Lake Kariba is the largest artificial lake in the world - Initially created in the late-1950s and early-1960s, it has since become inhabited by a wide variety of both endemic and introduced species. One of those introduced species is the water hyacinth (Eichhornia crassipes) which have made themselves quite at home in this giant artificial lake. These floating plants can proliferate at an alarming rate, clogging up the shorelines and sucking up vast quantity of water, nutrient and oxygen. They in turn are prime real estate for a variety of aquatic snails, and serves as breeding ground for many native and introduced snail species in the region.
Left: (a) Liver fluke Fasciola nyanzae, and (b and c) stomach flukes from hippos, from Fig. 1 of the paper. Right: Photo of hippopotamus in Maasai Mara by Markrosenrosen, used under Creative Commons (CC BY-SA 4.0) license |
So what does that have to do with parasites? For those who have been reading this blog for a while or know something about fluke biology would know the vital role snails play in the life cycles of digenean flukes - specifically the asexual part of their life cycles. Snails can get commandeered by flukes to act as parasite factories that churn out a stream of free-swimming clonal fluke larvae, and an infected snail can end up with 14-39% of their body mass being converted into parasite tissue. This means any place that is hosting an aquatic snail party would inadvertently become a fluke party too.
This study looked at how Lake Kariba has affected the transmission and infection of flukes in hippopotamus. Like any other large animals, hippos are host to a wide variety of parasites, but because they spend so much of their lives in water, this makes them an especially attractive host to a wide range of different flukes. In this study, researchers collected a variety of different aquatic snails from the northeastern shoreline of Lake Kariba, and examined them for fluke infections. They ended up finding six different species of snails that harboured hippo-infecting flukes.
Additionally, they were able to collect flukes directly from a male hippo which was culled near Kariba Town as part of the local wildlife management program. That hippo turned out to be home to a trove of flukes, ranging from long-bodied liver flukes dwelling in the bile ducts, to several hundred bright red stomach flukes that crowded the hippo's stomach. Using some good old-fashion morphological comparisons combined with DNA sequencing, they were able to identify those flukes and match them with the asexual stages which were found in some of the snails they collected.
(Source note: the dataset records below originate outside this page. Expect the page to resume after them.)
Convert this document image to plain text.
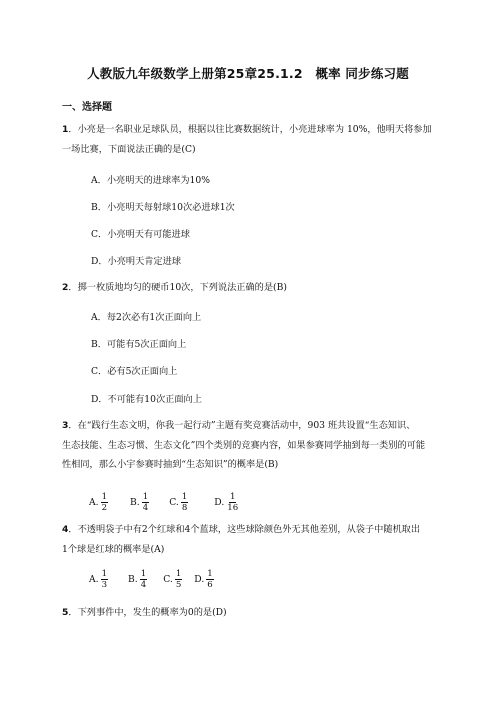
人教版九年级数学上册第25章25.1.2　概率 同步练习题
一、选择题
1．小亮是一名职业足球队员，根据以往比赛数据统计，小亮进球率为 10%，他明天将参加
一场比赛，下面说法正确的是(C)
A．小亮明天的进球率为10%
B．小亮明天每射球10次必进球1次
C．小亮明天有可能进球
D．小亮明天肯定进球
2．掷一枚质地均匀的硬币10次，下列说法正确的是(B)
A．每2次必有1次正面向上
B．可能有5次正面向上
C．必有5次正面向上
D．不可能有10次正面向上
3．在“践行生态文明，你我一起行动”主题有奖竞赛活动中，903 班共设置“生态知识、
生态技能、生态习惯、生态文化”四个类别的竞赛内容，如果参赛同学抽到每一类别的可能
性相同，那么小宇参赛时抽到“生态知识”的概率是(B)
A. $\frac{1}{2} B$. $\frac{1}{4} C$. $\frac{1}{8}$	D. $\frac{1}{16}$
4．不透明袋子中有2个红球和4个蓝球，这些球除颜色外无其他差别，从袋子中随机取出
1个球是红球的概率是(A)
A. $\frac{1}{3} B$. $\frac{1}{4} C$. $\frac{1}{5} D$. $\frac{1}{6}$
5．下列事件中，发生的概率为0的是(D)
The liver flukes, which were particularly large for flukes measuring at about 5 centimetres long, were identified as Fasciola nyanzae, a species known to occur in the region and are commonly recorded from hippos. But what's significant here is that whereas the usual snail host for F. nyanzae is Radix natalensis, a snail species which is native to the region, at Lake Kariba this liver fluke has also recruit two additional introduced snail species to serve as parasite factories to do its asexual reproductive biddings. This includes Radix plicatula from Asia, and Pseudosuccinea columella from North America. In fact, the invasive P. columella snail seems to be an even more receptive host to the hippo liver fluke than the native snails. What's more, F. nyanzae is not the only fluke that has taken a liking to the introduced snails. It seems that those bright red hippo stomach flukes also readily use both native and introduced snails for their asexual reproduction.
In addition, by examining the aquatic snails, the researchers were able to detect other flukes species which they didn't record from that male hippo they dissected, but are likely to be circulating in the local hippopotamus population. One of which was a species of hippo blood flukes (Schistosoma edwardiensis). Unlike the liver fluke or the stomach fluke, this blood fluke has only been found in native snails so far, but two of those snails were from the Bulinus genus, which has never recorded as hosts for S. edwardiensis before. This indicates that the fluke may be more prevalent and flexible about what snails it uses as hosts than previously thought.
While the human-infecting species of blood flukes such as Schistosoma mansoni and Schistosoma haematobium are extensively studied due to their public health significance, very little is known about blood flukes which infect wildlife, and information on species such as the blood flukes of hippos, including their ecology and life cycles, are very limited.
The conditions at Lake Kariba have created a haven for snails, which in turn makes it a hotspot for fluke infections, and the presence of introduced snail species exacerbates that. Because on top of contending with the native snails pumping out fluke larvae as they usually have, the hippos now have to deal with the flukes coming from the introduced snails as well. The introduced snails increase the overall parasite load in the environment - this phenomenon is known in disease ecology as "spillback", where an exotic host organism that was introduced to a new area might have started out largely free of its original parasites, but over time, they pick up some of the local parasite species and turn out to be even better hosts for them than their original hosts, thus amplifying the amount of parasite propagules in the environment.
Data and records on how environmental changes affect the epidemiology of wildlife diseases is severely lacking. And in order to obtain such information, it would require collaborations of researchers from many different fields including parasitology, veterinary science, ecology, and conservation biology. This study is but one small piece in a much larger story of how human activities impact the spread and transmission of infectious diseases on this planet.